Neal says marijuana arrest numbers show that approach -- and maybe the law -- has to change in Ky.
06/26/2013 05:52 PM
State Sen. Gerald Neal of Louisville said he’s now open to considering legalizing marijuana after seeing the results of an ACLU study that showed black people are six times more likely to be arrested for marijuana possession than whites in Kentucky.
“No one will tell you that we’re winning the war on drugs. But if we’re going to take that all the way down to marijuana usage and we’re looking in the context of what we’re talking now in terms of police enforcement and the disproporationality in terms of arrests … I’d have to say we need to take a very strong look at that,” Neal said (3:30 of the first interview segment). “And I’m leaning toward the fact that we probably should do something that neutralizes the criminality as it relates to marijuana usage.”
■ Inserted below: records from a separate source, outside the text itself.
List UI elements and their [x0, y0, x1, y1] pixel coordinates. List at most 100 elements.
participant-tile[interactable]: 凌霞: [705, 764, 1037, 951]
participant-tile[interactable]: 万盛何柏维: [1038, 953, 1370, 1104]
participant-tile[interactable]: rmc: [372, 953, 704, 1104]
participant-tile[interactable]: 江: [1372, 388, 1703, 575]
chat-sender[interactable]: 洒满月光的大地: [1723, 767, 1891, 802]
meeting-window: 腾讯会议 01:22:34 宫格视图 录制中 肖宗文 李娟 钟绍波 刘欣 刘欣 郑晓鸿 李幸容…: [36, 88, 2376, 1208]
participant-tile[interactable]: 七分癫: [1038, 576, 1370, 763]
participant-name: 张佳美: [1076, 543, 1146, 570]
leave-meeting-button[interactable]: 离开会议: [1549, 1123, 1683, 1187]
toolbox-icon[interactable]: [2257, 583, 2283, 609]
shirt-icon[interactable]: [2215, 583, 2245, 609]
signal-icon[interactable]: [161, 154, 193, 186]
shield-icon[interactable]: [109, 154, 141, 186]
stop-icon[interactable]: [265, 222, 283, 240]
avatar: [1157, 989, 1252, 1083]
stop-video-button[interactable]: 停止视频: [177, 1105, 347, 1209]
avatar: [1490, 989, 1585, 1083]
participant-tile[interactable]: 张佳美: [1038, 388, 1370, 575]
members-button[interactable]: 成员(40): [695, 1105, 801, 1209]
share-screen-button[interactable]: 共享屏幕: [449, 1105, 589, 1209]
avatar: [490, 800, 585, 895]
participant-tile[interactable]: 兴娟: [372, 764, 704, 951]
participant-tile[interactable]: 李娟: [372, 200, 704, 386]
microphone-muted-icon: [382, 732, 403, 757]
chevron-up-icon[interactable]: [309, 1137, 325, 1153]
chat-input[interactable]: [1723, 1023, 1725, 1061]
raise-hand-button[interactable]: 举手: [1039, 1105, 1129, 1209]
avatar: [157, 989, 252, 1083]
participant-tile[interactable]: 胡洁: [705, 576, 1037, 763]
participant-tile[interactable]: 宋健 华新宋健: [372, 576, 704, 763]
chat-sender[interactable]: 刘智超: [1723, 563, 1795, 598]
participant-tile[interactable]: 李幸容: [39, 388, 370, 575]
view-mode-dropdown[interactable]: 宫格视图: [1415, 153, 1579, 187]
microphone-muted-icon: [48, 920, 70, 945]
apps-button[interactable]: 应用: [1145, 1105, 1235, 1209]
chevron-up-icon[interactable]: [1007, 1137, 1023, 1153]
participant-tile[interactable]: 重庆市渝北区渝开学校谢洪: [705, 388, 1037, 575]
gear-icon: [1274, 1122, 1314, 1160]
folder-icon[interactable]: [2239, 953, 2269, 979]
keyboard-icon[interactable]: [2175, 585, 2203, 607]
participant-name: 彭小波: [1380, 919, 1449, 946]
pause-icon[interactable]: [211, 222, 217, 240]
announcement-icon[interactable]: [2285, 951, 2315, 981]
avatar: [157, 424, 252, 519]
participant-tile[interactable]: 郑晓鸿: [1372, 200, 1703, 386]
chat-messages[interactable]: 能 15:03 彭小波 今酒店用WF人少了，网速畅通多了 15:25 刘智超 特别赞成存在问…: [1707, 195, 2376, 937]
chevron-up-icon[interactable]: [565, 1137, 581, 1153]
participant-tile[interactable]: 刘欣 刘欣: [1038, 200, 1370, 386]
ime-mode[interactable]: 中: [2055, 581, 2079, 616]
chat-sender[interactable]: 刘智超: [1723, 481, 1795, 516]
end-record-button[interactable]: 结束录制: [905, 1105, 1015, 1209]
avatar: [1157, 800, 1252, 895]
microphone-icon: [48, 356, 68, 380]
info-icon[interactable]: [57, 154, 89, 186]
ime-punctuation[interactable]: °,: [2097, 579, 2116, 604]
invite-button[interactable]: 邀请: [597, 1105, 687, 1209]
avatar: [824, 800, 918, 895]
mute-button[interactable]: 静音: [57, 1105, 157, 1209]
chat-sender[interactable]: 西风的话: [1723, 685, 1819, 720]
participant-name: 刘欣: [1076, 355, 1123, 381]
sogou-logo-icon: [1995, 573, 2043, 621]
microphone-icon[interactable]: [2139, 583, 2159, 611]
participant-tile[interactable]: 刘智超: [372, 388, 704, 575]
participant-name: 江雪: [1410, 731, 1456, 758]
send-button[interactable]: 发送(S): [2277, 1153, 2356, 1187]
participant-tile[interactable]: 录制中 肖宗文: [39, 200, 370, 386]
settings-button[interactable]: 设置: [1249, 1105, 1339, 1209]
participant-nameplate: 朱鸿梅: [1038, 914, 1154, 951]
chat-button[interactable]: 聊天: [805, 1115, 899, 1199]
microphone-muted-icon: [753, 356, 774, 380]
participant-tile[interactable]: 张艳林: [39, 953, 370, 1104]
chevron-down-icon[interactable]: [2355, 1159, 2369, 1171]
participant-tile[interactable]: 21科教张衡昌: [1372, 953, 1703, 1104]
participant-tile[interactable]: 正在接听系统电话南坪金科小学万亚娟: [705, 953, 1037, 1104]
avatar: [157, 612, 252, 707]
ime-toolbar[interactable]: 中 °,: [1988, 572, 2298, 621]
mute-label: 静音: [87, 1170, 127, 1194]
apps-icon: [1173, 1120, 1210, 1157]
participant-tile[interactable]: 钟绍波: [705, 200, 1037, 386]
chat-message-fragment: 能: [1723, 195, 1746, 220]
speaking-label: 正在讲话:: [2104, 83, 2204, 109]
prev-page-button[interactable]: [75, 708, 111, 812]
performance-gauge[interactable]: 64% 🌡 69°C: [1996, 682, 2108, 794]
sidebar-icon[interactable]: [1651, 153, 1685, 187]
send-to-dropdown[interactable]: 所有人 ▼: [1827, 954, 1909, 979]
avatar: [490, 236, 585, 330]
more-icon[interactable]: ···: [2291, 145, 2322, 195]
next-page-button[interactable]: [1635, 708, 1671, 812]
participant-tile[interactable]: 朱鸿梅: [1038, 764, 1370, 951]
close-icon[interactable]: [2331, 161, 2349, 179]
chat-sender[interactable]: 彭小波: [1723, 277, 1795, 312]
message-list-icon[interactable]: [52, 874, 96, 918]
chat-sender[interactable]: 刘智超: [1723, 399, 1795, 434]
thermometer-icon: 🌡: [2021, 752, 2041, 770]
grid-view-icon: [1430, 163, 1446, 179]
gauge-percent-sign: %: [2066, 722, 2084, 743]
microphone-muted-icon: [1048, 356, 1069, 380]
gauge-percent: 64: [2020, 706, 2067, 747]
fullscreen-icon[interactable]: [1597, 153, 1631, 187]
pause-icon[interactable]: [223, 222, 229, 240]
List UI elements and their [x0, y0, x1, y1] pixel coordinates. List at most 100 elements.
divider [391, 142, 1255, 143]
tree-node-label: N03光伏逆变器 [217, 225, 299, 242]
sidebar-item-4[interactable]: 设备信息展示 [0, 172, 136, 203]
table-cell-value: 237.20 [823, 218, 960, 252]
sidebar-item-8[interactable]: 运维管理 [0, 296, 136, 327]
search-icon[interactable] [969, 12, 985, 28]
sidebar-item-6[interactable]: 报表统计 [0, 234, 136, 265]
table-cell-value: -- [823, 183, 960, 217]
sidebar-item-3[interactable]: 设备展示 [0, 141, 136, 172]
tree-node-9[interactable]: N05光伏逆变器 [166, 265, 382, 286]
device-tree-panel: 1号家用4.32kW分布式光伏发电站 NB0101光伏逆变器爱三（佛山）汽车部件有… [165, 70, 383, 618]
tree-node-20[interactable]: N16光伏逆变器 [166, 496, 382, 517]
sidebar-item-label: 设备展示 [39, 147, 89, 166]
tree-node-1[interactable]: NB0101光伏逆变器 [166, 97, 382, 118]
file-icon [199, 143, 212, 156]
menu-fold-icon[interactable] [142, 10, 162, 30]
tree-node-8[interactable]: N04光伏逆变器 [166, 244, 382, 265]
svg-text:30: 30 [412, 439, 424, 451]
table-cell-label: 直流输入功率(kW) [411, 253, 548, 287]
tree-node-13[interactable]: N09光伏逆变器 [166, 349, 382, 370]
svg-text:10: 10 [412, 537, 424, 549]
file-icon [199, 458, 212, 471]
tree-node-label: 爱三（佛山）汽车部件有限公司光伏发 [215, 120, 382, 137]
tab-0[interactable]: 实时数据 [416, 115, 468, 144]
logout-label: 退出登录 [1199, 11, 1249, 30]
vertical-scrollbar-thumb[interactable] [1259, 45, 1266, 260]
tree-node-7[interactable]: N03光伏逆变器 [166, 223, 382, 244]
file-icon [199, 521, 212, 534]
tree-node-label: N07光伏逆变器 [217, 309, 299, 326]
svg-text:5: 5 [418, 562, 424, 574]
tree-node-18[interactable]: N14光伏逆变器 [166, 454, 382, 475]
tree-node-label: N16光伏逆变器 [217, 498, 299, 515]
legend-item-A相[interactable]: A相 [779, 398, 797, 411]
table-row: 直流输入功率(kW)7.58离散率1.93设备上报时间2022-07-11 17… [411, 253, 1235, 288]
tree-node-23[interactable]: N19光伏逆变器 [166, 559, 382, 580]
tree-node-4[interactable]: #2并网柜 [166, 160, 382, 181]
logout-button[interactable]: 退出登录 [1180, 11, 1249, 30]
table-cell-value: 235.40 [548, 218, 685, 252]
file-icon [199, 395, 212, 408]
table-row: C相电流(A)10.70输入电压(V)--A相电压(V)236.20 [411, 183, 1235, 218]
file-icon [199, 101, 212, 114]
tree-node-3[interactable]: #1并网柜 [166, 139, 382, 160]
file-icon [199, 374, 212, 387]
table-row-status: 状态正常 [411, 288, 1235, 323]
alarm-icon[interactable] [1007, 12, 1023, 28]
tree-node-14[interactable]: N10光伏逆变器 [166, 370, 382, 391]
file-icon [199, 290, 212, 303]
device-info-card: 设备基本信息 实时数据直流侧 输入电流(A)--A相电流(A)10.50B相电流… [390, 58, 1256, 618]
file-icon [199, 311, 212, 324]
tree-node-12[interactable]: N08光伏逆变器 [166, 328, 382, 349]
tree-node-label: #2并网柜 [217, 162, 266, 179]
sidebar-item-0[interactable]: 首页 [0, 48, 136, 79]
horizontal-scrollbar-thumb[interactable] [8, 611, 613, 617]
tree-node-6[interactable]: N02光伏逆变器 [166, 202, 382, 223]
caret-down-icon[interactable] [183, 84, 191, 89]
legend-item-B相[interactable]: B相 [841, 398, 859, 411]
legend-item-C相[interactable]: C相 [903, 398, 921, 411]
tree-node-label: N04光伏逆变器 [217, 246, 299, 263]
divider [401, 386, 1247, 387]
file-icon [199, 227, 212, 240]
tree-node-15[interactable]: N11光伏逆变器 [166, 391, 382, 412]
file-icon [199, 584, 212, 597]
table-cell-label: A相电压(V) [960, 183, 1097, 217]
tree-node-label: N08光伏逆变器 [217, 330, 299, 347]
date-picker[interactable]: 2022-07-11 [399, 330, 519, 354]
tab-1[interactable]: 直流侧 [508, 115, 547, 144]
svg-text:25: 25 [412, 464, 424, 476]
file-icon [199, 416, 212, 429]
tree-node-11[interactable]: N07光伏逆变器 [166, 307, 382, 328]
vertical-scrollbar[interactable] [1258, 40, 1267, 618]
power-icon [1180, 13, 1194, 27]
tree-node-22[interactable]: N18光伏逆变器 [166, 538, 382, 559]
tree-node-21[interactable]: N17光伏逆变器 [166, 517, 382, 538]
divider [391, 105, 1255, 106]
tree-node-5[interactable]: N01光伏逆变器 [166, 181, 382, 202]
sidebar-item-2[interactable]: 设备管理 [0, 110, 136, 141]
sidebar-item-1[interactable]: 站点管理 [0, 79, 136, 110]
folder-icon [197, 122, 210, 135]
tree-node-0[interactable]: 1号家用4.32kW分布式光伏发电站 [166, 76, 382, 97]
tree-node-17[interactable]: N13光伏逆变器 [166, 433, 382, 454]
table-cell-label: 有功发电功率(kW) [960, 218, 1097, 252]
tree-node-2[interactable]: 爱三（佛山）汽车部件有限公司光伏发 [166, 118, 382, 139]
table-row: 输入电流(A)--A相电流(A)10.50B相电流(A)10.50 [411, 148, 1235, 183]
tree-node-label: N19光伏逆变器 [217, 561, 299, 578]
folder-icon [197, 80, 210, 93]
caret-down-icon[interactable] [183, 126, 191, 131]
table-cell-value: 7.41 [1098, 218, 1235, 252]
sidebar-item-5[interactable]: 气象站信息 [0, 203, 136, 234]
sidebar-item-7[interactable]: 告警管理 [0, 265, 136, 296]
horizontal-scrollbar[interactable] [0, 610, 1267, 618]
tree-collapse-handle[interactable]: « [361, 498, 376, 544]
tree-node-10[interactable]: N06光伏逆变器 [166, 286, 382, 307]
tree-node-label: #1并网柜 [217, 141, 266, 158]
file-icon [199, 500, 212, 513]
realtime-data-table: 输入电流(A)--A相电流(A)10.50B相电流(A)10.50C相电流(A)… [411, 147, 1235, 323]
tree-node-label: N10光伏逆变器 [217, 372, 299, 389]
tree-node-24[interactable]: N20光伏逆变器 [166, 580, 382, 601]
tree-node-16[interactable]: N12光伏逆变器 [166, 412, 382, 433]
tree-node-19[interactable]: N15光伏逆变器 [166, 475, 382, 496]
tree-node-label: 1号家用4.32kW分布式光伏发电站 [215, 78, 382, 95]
The study , released earlier this month by the ACLU of Kentucky, shows that the rate in Kentucky is nearly twice as high as the national average in which black people are 3.73 times more likely to be arrested than whites. Among the recommendations in the ACLU’s report was decriminalizing marijuana.
Neal was quoted in the Courier-Journal after the report came out as saying it shows that there is “targeting.” But he said to start the interview segment that it’s more complicated than that:
In a separate segment, Neal said he disagreed with Tuesday’s decision by the U.S. Supreme Court to strike down part of the Voting Rights Act. The court ruled 5-4 that the law went too far by requiring local and state governments in 15 states to get federal approval before changing any voting laws, procedures or polling locations.
The ruling doesn’t affect Kentucky, and Neal said he doesn’t expect it to open the door to efforts to add new requirements to voting, such as requiring a government-issued ID to vote as some candidates have suggested in the past.
Legislative leaders in both parties are too “sophisticated” to attempt that, Neal said.